The thought of a group of Gallifreyans in full Presidential Guard uniform being ferried around Venice in a gondola was an amusing one. But it was certainly not what they wanted on this trip.

“I hope you explained to the Premier Cardinal that our holidays offworld are none of his business,” Marion said. “Official visits to Ventura and places like that are one thing. But here on Earth... Yes, here we should be Professor and Mrs de Leon.”

“Except when we visit the Porters in their canal-side Palazzo,” Kristoph added. “Then it helps to be aristocracy. Perhaps we should drop in on the way back this weekend. I think Remonte would enjoy a party where he doesn’t have to be the Ambassador for Gallifrey.”

“They’ll probably call him Monty and expect him to sing along at the piano.”

“And Remonte will rise to the occasion. My brother has an excellent singing voice. He isn’t too familiar with 1920s Earth jazz songs, but he can hold his own.”

It was a nice plan. Meanwhile, Marion thought of some of the souvenirs she wanted to buy tomorrow. She had seen several small workshops where Venetian glass was still hand blown and some very fine pieces were made. She had also seen antique shops with older examples of the craft. Lily and Aineytta would both enjoy those kind of gifts. And she had seen another workshop where traditional Venetian point lace was made. Rosanda would love to have a dozen yards or so of that to work with when she began taking orders for autumn gowns.

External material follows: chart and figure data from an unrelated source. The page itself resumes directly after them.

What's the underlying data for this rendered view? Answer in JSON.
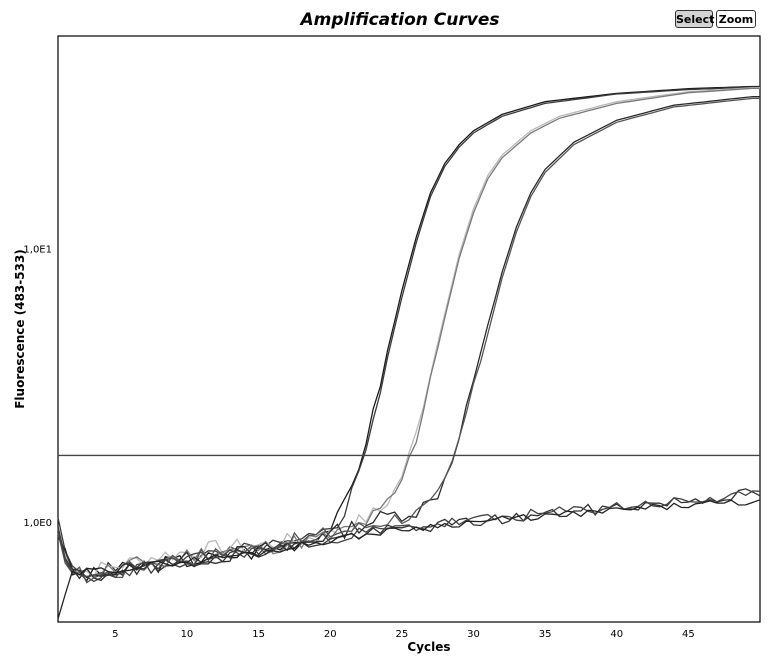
{
  "header": {
    "title": "Amplification Curves",
    "select_label": "Select",
    "zoom_label": "Zoom"
  },
  "chart_data": {
    "type": "line",
    "title": "Amplification Curves",
    "xlabel": "Cycles",
    "ylabel": "Fluorescence (483-533)",
    "xlim": [
      1,
      50
    ],
    "ylim": [
      0.43,
      60
    ],
    "yscale": "log",
    "x_ticks": [
      5,
      10,
      15,
      20,
      25,
      30,
      35,
      40,
      45
    ],
    "y_ticks": [
      {
        "value": 1,
        "label": "1,0E0"
      },
      {
        "value": 10,
        "label": "1,0E1"
      }
    ],
    "threshold": 1.75,
    "grid": false,
    "series": [
      {
        "color": "#1a1a1a",
        "noise": 0.07,
        "seed": 3,
        "values": [
          [
            1,
            0.92
          ],
          [
            1.5,
            0.75
          ],
          [
            2,
            0.65
          ],
          [
            3,
            0.63
          ],
          [
            5,
            0.66
          ],
          [
            8,
            0.7
          ],
          [
            12,
            0.74
          ],
          [
            15,
            0.78
          ],
          [
            18,
            0.85
          ],
          [
            19.5,
            0.92
          ],
          [
            20.5,
            1.02
          ],
          [
            21.2,
            1.2
          ],
          [
            21.8,
            1.5
          ],
          [
            22.5,
            2.0
          ],
          [
            23,
            2.5
          ],
          [
            23.5,
            3.2
          ],
          [
            24,
            4.2
          ],
          [
            25,
            7.0
          ],
          [
            26,
            11.0
          ],
          [
            27,
            16.0
          ],
          [
            28,
            20.5
          ],
          [
            29,
            24.0
          ],
          [
            30,
            27.0
          ],
          [
            32,
            31.0
          ],
          [
            35,
            34.5
          ],
          [
            40,
            37.0
          ],
          [
            45,
            38.5
          ],
          [
            49.5,
            39.2
          ]
        ]
      },
      {
        "color": "#3a3a3a",
        "noise": 0.07,
        "seed": 5,
        "values": [
          [
            1,
            0.98
          ],
          [
            1.5,
            0.78
          ],
          [
            2,
            0.66
          ],
          [
            3,
            0.64
          ],
          [
            5,
            0.67
          ],
          [
            8,
            0.69
          ],
          [
            12,
            0.75
          ],
          [
            15,
            0.8
          ],
          [
            18,
            0.83
          ],
          [
            19.5,
            0.9
          ],
          [
            20.5,
            1.0
          ],
          [
            21.2,
            1.15
          ],
          [
            21.8,
            1.4
          ],
          [
            22.5,
            1.9
          ],
          [
            23,
            2.4
          ],
          [
            23.5,
            3.0
          ],
          [
            24,
            4.0
          ],
          [
            25,
            6.6
          ],
          [
            26,
            10.5
          ],
          [
            27,
            15.5
          ],
          [
            28,
            20.0
          ],
          [
            29,
            23.5
          ],
          [
            30,
            26.5
          ],
          [
            32,
            30.5
          ],
          [
            35,
            34.0
          ],
          [
            40,
            36.8
          ],
          [
            45,
            38.2
          ],
          [
            49.5,
            39.0
          ]
        ]
      },
      {
        "color": "#b8b8b8",
        "noise": 0.07,
        "seed": 7,
        "values": [
          [
            1,
            0.95
          ],
          [
            1.5,
            0.8
          ],
          [
            2,
            0.68
          ],
          [
            3,
            0.66
          ],
          [
            5,
            0.69
          ],
          [
            8,
            0.75
          ],
          [
            12,
            0.8
          ],
          [
            15,
            0.82
          ],
          [
            18,
            0.86
          ],
          [
            20,
            0.9
          ],
          [
            22,
            1.0
          ],
          [
            23.5,
            1.1
          ],
          [
            24.5,
            1.3
          ],
          [
            25.3,
            1.6
          ],
          [
            26,
            2.1
          ],
          [
            26.5,
            2.7
          ],
          [
            27,
            3.5
          ],
          [
            28,
            5.8
          ],
          [
            29,
            9.5
          ],
          [
            30,
            14.0
          ],
          [
            31,
            18.5
          ],
          [
            32,
            22.0
          ],
          [
            34,
            27.0
          ],
          [
            36,
            30.5
          ],
          [
            40,
            34.5
          ],
          [
            45,
            37.5
          ],
          [
            49.5,
            38.8
          ]
        ]
      },
      {
        "color": "#7a7a7a",
        "noise": 0.07,
        "seed": 11,
        "values": [
          [
            1,
            0.9
          ],
          [
            1.5,
            0.76
          ],
          [
            2,
            0.7
          ],
          [
            3,
            0.65
          ],
          [
            5,
            0.67
          ],
          [
            8,
            0.73
          ],
          [
            12,
            0.78
          ],
          [
            15,
            0.8
          ],
          [
            18,
            0.85
          ],
          [
            20,
            0.88
          ],
          [
            22,
            0.97
          ],
          [
            23.5,
            1.08
          ],
          [
            24.5,
            1.25
          ],
          [
            25.3,
            1.55
          ],
          [
            26,
            2.0
          ],
          [
            26.5,
            2.6
          ],
          [
            27,
            3.4
          ],
          [
            28,
            5.6
          ],
          [
            29,
            9.2
          ],
          [
            30,
            13.5
          ],
          [
            31,
            18.0
          ],
          [
            32,
            21.5
          ],
          [
            34,
            26.5
          ],
          [
            36,
            30.0
          ],
          [
            40,
            34.0
          ],
          [
            45,
            37.2
          ],
          [
            49.5,
            38.6
          ]
        ]
      },
      {
        "color": "#2a2a2a",
        "noise": 0.07,
        "seed": 13,
        "values": [
          [
            1,
            0.88
          ],
          [
            1.5,
            0.74
          ],
          [
            2,
            0.67
          ],
          [
            3,
            0.64
          ],
          [
            5,
            0.66
          ],
          [
            8,
            0.7
          ],
          [
            12,
            0.75
          ],
          [
            15,
            0.78
          ],
          [
            18,
            0.84
          ],
          [
            20,
            0.9
          ],
          [
            22,
            0.97
          ],
          [
            24,
            1.05
          ],
          [
            26,
            1.1
          ],
          [
            27,
            1.18
          ],
          [
            27.8,
            1.35
          ],
          [
            28.5,
            1.7
          ],
          [
            29,
            2.1
          ],
          [
            29.5,
            2.6
          ],
          [
            30,
            3.3
          ],
          [
            31,
            5.2
          ],
          [
            32,
            8.2
          ],
          [
            33,
            12.0
          ],
          [
            34,
            16.0
          ],
          [
            35,
            19.5
          ],
          [
            37,
            24.5
          ],
          [
            40,
            29.5
          ],
          [
            44,
            33.5
          ],
          [
            49.5,
            36.0
          ]
        ]
      },
      {
        "color": "#555555",
        "noise": 0.07,
        "seed": 17,
        "values": [
          [
            1,
            0.86
          ],
          [
            1.5,
            0.75
          ],
          [
            2,
            0.66
          ],
          [
            3,
            0.63
          ],
          [
            5,
            0.65
          ],
          [
            8,
            0.72
          ],
          [
            12,
            0.76
          ],
          [
            15,
            0.8
          ],
          [
            18,
            0.86
          ],
          [
            20,
            0.91
          ],
          [
            22,
            0.95
          ],
          [
            24,
            1.02
          ],
          [
            26,
            1.07
          ],
          [
            27,
            1.14
          ],
          [
            27.8,
            1.3
          ],
          [
            28.5,
            1.62
          ],
          [
            29,
            2.0
          ],
          [
            29.5,
            2.5
          ],
          [
            30,
            3.1
          ],
          [
            31,
            4.9
          ],
          [
            32,
            7.8
          ],
          [
            33,
            11.5
          ],
          [
            34,
            15.5
          ],
          [
            35,
            19.0
          ],
          [
            37,
            24.0
          ],
          [
            40,
            29.0
          ],
          [
            44,
            33.0
          ],
          [
            49.5,
            35.5
          ]
        ]
      },
      {
        "color": "#333333",
        "noise": 0.05,
        "seed": 19,
        "values": [
          [
            1,
            0.95
          ],
          [
            1.5,
            0.72
          ],
          [
            2,
            0.65
          ],
          [
            3,
            0.64
          ],
          [
            5,
            0.66
          ],
          [
            8,
            0.69
          ],
          [
            12,
            0.74
          ],
          [
            15,
            0.78
          ],
          [
            18,
            0.82
          ],
          [
            20,
            0.86
          ],
          [
            22,
            0.9
          ],
          [
            25,
            0.94
          ],
          [
            30,
            1.0
          ],
          [
            35,
            1.06
          ],
          [
            40,
            1.13
          ],
          [
            45,
            1.2
          ],
          [
            48,
            1.25
          ],
          [
            49.5,
            1.27
          ]
        ]
      },
      {
        "color": "#444444",
        "noise": 0.05,
        "seed": 23,
        "values": [
          [
            1,
            0.9
          ],
          [
            1.5,
            0.7
          ],
          [
            2,
            0.64
          ],
          [
            3,
            0.63
          ],
          [
            5,
            0.65
          ],
          [
            8,
            0.7
          ],
          [
            12,
            0.75
          ],
          [
            15,
            0.79
          ],
          [
            18,
            0.84
          ],
          [
            20,
            0.87
          ],
          [
            22,
            0.91
          ],
          [
            25,
            0.95
          ],
          [
            30,
            1.01
          ],
          [
            35,
            1.07
          ],
          [
            40,
            1.14
          ],
          [
            45,
            1.19
          ],
          [
            48,
            1.22
          ],
          [
            49.5,
            1.24
          ]
        ]
      },
      {
        "color": "#222222",
        "noise": 0.03,
        "seed": 29,
        "values": [
          [
            1,
            0.43
          ],
          [
            1.3,
            0.5
          ],
          [
            1.7,
            0.58
          ],
          [
            2,
            0.64
          ],
          [
            3,
            0.66
          ],
          [
            5,
            0.67
          ],
          [
            8,
            0.7
          ],
          [
            12,
            0.74
          ],
          [
            15,
            0.77
          ],
          [
            18,
            0.82
          ],
          [
            20,
            0.86
          ],
          [
            22,
            0.89
          ],
          [
            25,
            0.94
          ],
          [
            30,
            1.0
          ],
          [
            35,
            1.05
          ],
          [
            40,
            1.1
          ],
          [
            45,
            1.15
          ],
          [
            49.5,
            1.18
          ]
        ]
      }
    ]
  }
}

As for her luncheon friends, she knew they would appreciate designer accessories from the Louis Vuitton store.

“Marion,” Kristoph whispered. “Stop thinking about shopping for a while. There is something else I would like you to think about and I don’t want you to be distracted by thoughts of glass blowing and lace making and Louis Vuitton handbags. I want... you to listen to the soft sound of the water lapping in the canals and remember the choral music we heard in the Basilica... and think about... nothing else except how much I love you and... that it’s time we...”

His words died on his lips. He cleared his throat and tried again.

“Marion, my dear,” he said. “May romantic Venice be lucky for us if we try this night for the child we both long for?”

“Oh... Kristoph...” Marion turned to look at him. He embraced her in his arms, still standing on the hotel balcony. She trembled a little. Of course, they made love almost every night, just for the pleasure of it. They had done so last night with the balcony windows wide open and the sounds of the city of canals as a background to their passion. But what he asked now was much more.

And he was right. This was a perfect place for it to happen. Both times before, she had conceived during a night of love-making at home on Gallifrey. Perhaps a different place would be a good start this time.

She let him take her by the hand to the bed. He turned down the lights before reaching to slip off her gown, then loosen her nightdress. She heard his own clothes fall away and then he held her in his arms again, warm flesh pressing close, his hands caressing her body in the way she enjoyed the most.

“Please,” she thought as he pressed her down beneath him on the soft, king size bed. “Please, let Venice be lucky for us.”